Porque a ver, si yo traigo la comida y tengo que compartirla, qué menos que escuchar mis aventuras. Que serán verdad o no lo serán, pero a vosotros qué os importa. Haber venido, ¿o no? Que las contaré mejor o peor, pero que si no me escucháis, pues no coméis, mira. Ya ves tú qué problema tengo.

Así que venga, a encender esa fogata que cuando las estrellas alumbren os contaré cómo habitaba un fétido espíritu en esa bestia, maldita en toda su estirpe que hasta el viento lo susurraba al pasar por el desfiladero; que escuché al maligno ser agonizar en las profundidades del vientre del infeliz animal, mientras yo me entregaba a un noble cuerpo a cuerpo para liberarle de sus sufrimientos...
Bueno... a ver... que no sé si fue eso exactamente lo que conté, porque no me expresaba muy bien.

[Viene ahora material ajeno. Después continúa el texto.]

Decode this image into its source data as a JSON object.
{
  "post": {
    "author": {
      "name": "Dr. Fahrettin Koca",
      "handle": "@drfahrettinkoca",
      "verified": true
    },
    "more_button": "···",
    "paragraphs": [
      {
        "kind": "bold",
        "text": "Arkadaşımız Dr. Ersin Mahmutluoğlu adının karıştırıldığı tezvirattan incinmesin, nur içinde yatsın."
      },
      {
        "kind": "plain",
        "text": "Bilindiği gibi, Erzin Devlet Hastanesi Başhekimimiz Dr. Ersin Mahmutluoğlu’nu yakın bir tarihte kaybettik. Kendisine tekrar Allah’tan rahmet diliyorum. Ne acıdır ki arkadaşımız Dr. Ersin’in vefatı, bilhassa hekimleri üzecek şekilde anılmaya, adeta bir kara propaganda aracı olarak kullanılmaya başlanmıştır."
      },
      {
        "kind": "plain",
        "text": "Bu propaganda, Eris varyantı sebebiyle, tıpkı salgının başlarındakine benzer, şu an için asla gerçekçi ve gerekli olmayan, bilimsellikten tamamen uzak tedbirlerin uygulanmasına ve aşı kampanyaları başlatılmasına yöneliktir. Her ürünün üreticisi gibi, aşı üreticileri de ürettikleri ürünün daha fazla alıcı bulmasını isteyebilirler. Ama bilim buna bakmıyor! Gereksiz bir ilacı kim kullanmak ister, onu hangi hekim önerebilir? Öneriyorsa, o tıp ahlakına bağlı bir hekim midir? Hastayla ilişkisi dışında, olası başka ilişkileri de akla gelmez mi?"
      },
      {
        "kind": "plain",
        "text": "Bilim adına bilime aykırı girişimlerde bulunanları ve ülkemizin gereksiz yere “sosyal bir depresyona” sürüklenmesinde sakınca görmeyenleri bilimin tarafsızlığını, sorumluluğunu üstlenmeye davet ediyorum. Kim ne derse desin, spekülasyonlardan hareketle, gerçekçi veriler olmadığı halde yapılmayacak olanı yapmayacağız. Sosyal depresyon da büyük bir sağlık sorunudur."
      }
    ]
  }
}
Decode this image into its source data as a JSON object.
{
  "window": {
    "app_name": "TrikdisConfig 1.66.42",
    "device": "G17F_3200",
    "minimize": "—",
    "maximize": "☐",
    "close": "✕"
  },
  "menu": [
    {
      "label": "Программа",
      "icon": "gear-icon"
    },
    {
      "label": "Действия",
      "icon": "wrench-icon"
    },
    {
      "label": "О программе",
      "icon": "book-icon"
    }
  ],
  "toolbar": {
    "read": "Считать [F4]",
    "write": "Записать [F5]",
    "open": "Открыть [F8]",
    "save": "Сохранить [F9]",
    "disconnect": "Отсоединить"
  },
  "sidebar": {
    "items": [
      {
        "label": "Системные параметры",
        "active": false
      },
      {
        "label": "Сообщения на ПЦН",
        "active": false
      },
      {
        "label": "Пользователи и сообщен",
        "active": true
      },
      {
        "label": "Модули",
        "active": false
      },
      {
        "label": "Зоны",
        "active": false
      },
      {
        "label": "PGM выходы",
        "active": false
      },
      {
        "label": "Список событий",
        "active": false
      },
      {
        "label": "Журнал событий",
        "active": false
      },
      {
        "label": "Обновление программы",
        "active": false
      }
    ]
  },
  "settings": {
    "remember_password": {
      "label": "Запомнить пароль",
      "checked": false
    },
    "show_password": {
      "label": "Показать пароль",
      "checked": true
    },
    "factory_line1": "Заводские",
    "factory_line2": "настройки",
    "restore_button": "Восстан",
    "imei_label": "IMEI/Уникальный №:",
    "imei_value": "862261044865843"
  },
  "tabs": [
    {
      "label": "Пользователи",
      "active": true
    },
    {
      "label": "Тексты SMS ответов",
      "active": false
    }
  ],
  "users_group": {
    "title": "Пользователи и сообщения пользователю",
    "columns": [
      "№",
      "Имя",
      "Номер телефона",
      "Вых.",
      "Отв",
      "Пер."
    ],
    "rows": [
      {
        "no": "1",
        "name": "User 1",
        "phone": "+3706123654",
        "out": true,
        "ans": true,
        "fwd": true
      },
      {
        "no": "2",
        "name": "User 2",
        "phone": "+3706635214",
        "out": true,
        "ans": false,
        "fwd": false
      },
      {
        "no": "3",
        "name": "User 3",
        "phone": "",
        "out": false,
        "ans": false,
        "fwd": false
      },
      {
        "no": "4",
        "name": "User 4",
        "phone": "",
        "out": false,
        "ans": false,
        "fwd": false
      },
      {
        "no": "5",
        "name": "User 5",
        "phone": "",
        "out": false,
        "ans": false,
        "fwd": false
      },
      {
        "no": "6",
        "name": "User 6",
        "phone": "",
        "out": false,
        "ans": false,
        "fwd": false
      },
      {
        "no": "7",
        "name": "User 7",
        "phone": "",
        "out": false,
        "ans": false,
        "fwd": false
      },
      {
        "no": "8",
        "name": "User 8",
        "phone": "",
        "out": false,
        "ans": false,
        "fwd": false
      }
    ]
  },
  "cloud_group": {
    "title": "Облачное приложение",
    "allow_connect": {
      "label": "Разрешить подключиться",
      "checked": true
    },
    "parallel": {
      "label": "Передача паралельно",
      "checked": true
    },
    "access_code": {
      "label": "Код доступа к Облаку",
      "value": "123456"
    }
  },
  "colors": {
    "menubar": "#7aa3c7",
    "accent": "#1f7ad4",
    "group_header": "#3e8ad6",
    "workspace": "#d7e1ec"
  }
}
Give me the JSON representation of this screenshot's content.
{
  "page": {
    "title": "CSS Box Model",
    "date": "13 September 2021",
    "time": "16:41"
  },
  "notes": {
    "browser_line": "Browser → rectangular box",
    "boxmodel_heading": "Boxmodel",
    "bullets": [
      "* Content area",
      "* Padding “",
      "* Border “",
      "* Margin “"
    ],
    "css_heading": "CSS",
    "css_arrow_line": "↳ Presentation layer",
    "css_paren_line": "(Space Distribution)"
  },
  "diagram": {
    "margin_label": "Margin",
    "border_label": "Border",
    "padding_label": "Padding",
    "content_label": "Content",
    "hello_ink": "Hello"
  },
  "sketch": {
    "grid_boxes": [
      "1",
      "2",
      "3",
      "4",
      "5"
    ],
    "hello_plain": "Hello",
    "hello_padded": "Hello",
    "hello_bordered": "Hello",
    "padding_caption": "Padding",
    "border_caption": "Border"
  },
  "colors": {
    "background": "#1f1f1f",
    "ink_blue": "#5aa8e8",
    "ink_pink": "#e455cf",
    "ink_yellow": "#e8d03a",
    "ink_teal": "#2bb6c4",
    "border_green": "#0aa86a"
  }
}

Pero quizás es lo que entendieron ellos, porque abrían los ojos como platos, asentían bobaliconamente e incluso golpeaban el suelo en señal de celebración y algarabía. Me acuerdo que entonces pensé: Me ha gustado. Volveré a salir de caza mañana.

Mi yo velludo era tremendamente egocéntrico e imaginativo, pero desde ese egocentrismo descubrió, también, el placer de la generosidad. Se comparte la carne igual que las historias, igual que los exagerados ademanes y el teatro que hay que echarle para que la audiencia te haga caso. Se comparte uno con el resto y, ¡caramba! De repente hasta nos vemos guapos, los unos a los otros. Y se empieza a estar a gusto, alrededor de este fuego. Y se siente uno acogido; en familia, en casa. Y te entran ganas de quedarte con ellos más a menudo.

Que la historia de la humanidad nos la hemos contado nosotros mismos, generación tras generación... es para mí, un hecho. 

Y que después de milenios de convenciones acordadas desde el egocentrismo, la generosidad o el consenso; y después de cientos de conversaciones íntimas, acaloradas o incluso inspiradas alrededor de ese gigantesco y escurridizo eje que llamamos "historia", relaja bastante regresar al principio: cuando todo estaba por explicar aún.